In a statement on Twitter on Monday night, Walker called the claim a “flat out lie” and vowed to sue the publication, while national Republicans – including Trump – rallied to support him.
“They are trying to destroy a man who has true greatness in his future, just as he had athletic greatness in his past,” the former president said in a statement today.
But as the politics of abortion play out, the impact of the Supreme Court’s decision on women continues to linger.
According to the latest figures from the Centre for Reproductive Justice, nearly 80 million people in the US have lost access to abortion across thirteen states since Roe was overturned, from Mississippi and Louisiana, to South Dakota and Tennessee.
At least 50 clinics have shut down, and those that remain open are inundated with patients – some of whom are now waiting up to three weeks for a procedure.

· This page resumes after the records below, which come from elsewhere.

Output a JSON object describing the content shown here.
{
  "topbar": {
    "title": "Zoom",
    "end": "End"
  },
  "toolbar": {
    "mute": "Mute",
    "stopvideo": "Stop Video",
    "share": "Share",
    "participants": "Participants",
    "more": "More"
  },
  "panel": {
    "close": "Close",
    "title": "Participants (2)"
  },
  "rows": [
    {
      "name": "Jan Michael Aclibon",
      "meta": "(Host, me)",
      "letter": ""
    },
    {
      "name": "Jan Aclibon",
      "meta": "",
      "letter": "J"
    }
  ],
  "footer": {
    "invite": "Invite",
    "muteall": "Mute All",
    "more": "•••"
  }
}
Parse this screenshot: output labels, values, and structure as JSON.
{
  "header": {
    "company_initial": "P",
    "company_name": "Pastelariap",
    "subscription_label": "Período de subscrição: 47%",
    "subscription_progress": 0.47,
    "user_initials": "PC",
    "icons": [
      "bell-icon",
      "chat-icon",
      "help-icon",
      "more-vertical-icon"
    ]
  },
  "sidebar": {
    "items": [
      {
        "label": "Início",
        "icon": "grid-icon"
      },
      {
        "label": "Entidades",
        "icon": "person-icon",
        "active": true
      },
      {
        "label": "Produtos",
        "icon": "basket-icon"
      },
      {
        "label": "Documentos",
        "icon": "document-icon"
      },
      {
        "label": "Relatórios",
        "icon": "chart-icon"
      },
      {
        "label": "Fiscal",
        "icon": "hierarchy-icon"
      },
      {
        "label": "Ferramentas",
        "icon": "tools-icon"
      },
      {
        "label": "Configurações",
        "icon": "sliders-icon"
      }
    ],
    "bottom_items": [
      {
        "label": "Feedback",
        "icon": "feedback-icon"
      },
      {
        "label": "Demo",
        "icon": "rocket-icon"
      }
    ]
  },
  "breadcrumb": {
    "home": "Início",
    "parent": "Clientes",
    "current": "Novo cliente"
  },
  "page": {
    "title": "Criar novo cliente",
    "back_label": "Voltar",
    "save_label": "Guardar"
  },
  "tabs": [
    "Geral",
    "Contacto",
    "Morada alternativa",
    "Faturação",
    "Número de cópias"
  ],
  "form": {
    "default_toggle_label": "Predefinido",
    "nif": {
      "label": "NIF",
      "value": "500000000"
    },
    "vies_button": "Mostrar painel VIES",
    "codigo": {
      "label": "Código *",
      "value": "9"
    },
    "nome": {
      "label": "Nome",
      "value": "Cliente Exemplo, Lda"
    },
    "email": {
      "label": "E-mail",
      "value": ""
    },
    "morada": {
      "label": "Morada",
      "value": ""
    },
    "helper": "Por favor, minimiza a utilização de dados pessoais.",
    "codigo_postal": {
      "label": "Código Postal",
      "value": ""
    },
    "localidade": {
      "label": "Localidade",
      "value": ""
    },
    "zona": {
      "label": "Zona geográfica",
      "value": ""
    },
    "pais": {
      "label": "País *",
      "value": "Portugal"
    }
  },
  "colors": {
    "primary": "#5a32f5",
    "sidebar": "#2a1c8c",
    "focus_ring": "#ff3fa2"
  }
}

And meanwhile, back at the White House, Biden and Vice President Kamala Harris met with doctors today who told them of the chilling effect America’s new “health crisis” was having on their profession: from being forced to delay treatment or turn away patients, to living in fear that they were breaking the law due to new bans in their respective states.
Biden listened and once again promised to codify abortion protections into law if the Democrats won the uphill battle they now confront: winning the midterms on November 8, and in turn, control of the US Congress.
“The only way it’s going to happen is if the American people make it happen,” he conceded.